神都城的肆夜是最酒肆灯花缱绻叠声的不夜天国,但热闹到深更永夜时也会稍歇一阵。这个时候的城郭便又轮换了另外一种别样的美丽,那样安详、千呼万唤出喧嚣背后彻骨的一份沉淀,同时也有着万千刻骨的寂寞于这沉如水的此间被凑化出来。
不过待得不多时后的朦胧破晓,寂灭的人烟便又开始于着这样一派锦绣盛世里奔波劳走了。
那些零散的生命便在那时重新凝结一处,人之所以为人的那份独特处也往往就在这个时候才最显得、更显得真实吧!

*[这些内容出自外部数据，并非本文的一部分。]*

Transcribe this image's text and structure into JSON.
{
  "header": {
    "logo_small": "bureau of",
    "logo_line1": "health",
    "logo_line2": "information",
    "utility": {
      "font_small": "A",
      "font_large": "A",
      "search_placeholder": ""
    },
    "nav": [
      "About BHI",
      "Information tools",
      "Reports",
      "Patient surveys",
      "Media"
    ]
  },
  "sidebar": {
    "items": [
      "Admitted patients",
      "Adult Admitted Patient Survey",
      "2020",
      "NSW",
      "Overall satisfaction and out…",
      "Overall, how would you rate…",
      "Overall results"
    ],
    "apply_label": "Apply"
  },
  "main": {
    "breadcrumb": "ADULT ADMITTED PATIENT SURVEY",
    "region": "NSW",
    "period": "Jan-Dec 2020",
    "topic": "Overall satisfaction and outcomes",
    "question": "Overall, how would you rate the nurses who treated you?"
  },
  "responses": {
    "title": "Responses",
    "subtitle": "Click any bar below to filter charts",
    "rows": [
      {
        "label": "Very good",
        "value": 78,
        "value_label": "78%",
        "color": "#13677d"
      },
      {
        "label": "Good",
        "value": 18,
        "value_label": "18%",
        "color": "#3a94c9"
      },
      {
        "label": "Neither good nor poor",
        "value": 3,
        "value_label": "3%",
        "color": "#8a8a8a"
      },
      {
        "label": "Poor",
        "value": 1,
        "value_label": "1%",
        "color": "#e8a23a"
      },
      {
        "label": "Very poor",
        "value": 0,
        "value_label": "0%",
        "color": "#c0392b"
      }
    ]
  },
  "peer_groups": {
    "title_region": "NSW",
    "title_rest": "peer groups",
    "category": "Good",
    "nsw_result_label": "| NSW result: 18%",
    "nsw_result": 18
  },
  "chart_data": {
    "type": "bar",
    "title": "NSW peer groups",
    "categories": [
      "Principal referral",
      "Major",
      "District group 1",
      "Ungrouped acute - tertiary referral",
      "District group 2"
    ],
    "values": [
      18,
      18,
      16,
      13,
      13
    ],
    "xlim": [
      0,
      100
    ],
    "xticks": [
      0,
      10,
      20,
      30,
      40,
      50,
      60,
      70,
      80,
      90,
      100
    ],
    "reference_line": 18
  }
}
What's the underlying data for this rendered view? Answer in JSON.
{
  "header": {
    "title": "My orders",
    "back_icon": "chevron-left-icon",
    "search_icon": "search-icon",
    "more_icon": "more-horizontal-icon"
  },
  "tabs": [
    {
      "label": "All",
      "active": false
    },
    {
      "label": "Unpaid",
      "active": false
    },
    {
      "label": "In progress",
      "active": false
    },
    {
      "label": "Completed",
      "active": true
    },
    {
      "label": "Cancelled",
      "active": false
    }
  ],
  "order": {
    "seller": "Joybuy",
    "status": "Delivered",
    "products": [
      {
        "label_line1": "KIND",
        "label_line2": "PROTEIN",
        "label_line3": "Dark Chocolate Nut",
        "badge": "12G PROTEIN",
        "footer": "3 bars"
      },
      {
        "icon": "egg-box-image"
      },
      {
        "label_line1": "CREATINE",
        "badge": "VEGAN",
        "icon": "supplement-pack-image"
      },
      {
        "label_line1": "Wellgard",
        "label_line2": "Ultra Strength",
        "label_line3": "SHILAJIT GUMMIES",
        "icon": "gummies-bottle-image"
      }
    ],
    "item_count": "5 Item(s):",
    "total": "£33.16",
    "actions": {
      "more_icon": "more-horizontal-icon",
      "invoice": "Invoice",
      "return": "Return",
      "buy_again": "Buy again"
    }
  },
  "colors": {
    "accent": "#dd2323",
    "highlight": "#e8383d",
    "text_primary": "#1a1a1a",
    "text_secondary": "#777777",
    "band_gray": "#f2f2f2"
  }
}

俊臣这么想着,不由将那精雕细琢的一双星眸往着窗边扫了一眼,鱼肚白的溶溶光影淡漠了晓雾的朦胧如织,在他那样完美优雅的周身上下投筛下连串的波光涟漪,柔柔的若一尾游鱼的梦境。
太平就如此将眸光凝过来,入在眼里的刚好就是这样一幕云霄谪仙样的景深,那颗柔肠百结的玲珑剔透心兀地一动,由不得她自己。
是动心了,怎么能够不动心?这天底下没有女人看着来俊臣会不动心的,从来都没有……即便看着他,都会想他、更加想他。
不!不能这样……
晨风微拂间,太平倏然回神,猛地一下意识到了自己的离题,忙匆匆将这通胡思乱绪就此斩断。面眸一垂,几分莞尔自嘲便荡涤在了藏着弥深意味的凤眸里去。
不可以,不可以,再有留念和眷恋……爱和怜悯,都是恶!
好在清晨才起的俊臣此时此刻似乎还沉静在慵懒的困意之,尚没有完全清醒过来;故对于太平面靥间这样一抹失神,他并没有感知到;又或许,此时的他根本就没有往着太平身上怎样留心。
只是借着酒香缭绕扑鼻的这个间隙,他将落在窗外的那抹目光重新收回;心知浊酒已差不多温好,便这样淡唇素手、发间流苏晃曳,轻轻拈起那厚实质朴的小盖子,往着酒壶里边儿稍稍探看了一下。
那是最普通的紫砂温酒壶,其上并没有什么雕镂精细的牡丹缠枝、鲤鱼跃龙门、丹鹤寻琼、古老图腾……不过是这神都城最热闹的兴宁坊间,那一个接一个排列的鳞次栉比的酒馆、小店之内最寻常易见的物什而已;却在它身上自有着一股独特的质朴韵味,配以最寻常易见的酒汤沸腾在其里,倒也是极令人欢喜的一种情趣。
太平今晨一早便亲自前去约了来俊臣,于这兴宁坊间择了这一家酒楼对饮的。